A supersymmetric multicritical point in a model of lattice fermions

TL;DR

This paper investigates a supersymmetric lattice fermion model, demonstrating it is a multicritical point described by a superconformal minimal model with central charge 3/2, using entanglement entropy to overcome finite-size effects.

Contribution

It confirms the continuum limit of a supersymmetric lattice model as a superconformal minimal model and highlights the role of entanglement entropy in analyzing quantum phase transitions.

Findings

Finite-size corrections are due to marginal operators breaking Lorentz invariance.

Entanglement entropy calculations significantly reduce finite-size effects.

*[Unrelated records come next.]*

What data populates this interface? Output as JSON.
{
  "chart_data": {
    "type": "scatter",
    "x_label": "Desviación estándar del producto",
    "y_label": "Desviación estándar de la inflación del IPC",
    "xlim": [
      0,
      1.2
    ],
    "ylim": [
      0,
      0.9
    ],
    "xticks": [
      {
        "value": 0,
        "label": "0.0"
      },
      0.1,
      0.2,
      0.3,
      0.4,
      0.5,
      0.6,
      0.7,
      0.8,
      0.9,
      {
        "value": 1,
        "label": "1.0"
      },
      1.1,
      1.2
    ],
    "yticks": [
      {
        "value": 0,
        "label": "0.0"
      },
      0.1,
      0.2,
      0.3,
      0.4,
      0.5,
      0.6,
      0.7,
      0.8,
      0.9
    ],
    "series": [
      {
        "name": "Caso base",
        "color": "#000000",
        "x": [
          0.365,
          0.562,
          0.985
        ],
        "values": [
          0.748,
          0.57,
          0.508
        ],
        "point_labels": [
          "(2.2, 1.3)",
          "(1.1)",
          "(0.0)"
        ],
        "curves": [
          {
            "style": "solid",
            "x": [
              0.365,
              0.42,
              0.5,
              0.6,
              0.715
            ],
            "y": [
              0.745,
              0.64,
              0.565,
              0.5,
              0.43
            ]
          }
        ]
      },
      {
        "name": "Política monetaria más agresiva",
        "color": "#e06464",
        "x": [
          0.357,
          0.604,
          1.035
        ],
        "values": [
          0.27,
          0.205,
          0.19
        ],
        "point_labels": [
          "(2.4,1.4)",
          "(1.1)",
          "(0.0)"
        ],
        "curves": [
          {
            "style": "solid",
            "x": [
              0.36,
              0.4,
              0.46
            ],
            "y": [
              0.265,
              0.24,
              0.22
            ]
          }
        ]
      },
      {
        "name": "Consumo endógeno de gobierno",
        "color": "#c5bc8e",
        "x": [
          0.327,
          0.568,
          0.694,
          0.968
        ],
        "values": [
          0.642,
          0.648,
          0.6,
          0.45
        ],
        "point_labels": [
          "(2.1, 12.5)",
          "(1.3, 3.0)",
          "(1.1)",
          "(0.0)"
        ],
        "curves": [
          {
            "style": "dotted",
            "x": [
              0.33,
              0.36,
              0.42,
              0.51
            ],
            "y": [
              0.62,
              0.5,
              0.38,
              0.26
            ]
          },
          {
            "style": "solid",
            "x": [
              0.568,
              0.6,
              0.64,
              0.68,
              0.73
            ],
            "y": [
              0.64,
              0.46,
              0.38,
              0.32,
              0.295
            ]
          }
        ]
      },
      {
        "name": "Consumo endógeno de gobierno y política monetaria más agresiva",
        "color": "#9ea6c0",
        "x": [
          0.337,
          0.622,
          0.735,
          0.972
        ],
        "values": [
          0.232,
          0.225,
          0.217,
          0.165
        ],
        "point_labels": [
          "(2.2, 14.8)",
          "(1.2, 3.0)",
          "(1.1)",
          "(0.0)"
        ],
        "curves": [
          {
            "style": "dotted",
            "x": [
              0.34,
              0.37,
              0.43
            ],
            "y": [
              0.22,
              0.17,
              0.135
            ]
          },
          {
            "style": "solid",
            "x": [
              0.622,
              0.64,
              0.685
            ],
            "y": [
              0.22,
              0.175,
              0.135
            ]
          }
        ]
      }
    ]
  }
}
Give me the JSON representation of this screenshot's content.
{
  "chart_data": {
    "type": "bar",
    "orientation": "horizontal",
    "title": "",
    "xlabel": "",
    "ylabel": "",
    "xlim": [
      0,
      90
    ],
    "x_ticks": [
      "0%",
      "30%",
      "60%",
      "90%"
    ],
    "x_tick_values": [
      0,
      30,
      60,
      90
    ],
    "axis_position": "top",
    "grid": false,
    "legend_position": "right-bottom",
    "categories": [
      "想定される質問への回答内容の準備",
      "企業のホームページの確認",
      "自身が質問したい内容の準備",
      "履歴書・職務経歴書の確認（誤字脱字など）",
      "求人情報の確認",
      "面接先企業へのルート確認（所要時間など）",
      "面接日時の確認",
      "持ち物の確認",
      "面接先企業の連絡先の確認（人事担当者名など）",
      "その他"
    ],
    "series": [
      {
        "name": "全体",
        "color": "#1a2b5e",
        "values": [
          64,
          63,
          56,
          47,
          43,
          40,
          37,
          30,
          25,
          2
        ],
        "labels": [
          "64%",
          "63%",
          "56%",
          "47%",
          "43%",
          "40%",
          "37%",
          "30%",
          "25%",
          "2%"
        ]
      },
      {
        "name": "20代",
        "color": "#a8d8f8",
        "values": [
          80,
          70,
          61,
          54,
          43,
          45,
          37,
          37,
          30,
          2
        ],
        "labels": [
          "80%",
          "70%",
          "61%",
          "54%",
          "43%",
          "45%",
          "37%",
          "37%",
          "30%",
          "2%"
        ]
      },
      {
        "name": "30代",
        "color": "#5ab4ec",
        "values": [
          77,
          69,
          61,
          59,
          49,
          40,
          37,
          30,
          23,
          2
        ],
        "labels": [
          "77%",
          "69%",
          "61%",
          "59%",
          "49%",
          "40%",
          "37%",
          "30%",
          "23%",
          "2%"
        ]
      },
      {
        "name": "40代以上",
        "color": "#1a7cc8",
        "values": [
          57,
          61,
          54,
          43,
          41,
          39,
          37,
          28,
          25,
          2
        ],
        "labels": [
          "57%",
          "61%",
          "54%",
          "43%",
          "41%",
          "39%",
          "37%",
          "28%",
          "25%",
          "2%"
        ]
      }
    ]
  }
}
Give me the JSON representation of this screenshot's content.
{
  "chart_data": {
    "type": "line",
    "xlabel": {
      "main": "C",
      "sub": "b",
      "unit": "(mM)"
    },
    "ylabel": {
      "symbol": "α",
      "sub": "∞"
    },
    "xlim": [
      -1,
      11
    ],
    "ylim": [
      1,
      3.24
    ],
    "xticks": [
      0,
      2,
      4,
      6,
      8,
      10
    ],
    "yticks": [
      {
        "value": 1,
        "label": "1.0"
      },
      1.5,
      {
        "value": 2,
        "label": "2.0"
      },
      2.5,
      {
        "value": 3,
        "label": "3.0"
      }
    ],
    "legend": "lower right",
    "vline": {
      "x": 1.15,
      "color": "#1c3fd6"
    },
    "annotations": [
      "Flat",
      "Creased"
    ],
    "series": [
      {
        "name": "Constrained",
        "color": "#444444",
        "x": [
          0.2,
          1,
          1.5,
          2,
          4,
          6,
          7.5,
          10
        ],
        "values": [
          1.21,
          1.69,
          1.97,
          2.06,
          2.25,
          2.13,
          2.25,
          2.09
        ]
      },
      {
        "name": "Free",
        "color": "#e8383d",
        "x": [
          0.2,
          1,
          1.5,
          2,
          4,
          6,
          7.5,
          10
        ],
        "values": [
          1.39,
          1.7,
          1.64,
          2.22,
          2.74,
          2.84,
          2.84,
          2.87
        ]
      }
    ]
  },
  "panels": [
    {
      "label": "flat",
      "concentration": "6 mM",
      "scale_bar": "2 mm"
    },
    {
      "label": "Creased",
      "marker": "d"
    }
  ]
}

The supersymmetric model is identified as a multicritical point.

Abstract

We study a model of spinless fermions with infinite nearest-neighbor repulsion on the square ladder which has microscopic supersymmetry. It has been conjectured that in the continuum the model is described by the superconformal minimal model with central charge c=3/2. Thus far it has not been possible to confirm this conjecture due to strong finite-size corrections in numerical data. We trace the origin of these corrections to the presence of unusual marginal operators that break Lorentz invariance, but preserve part of the supersymmetry. By relying mostly on entanglement entropy calculations with the density-matrix renormalization group, we are able to reduce finite-size effects significantly. This allows us to unambiguously determine the continuum theory of the model. We also study perturbations of the model and establish that the supersymmetric model is a multicritical point. Our work underlines the power of entanglement entropy as a probe of the phases of quantum many-body systems.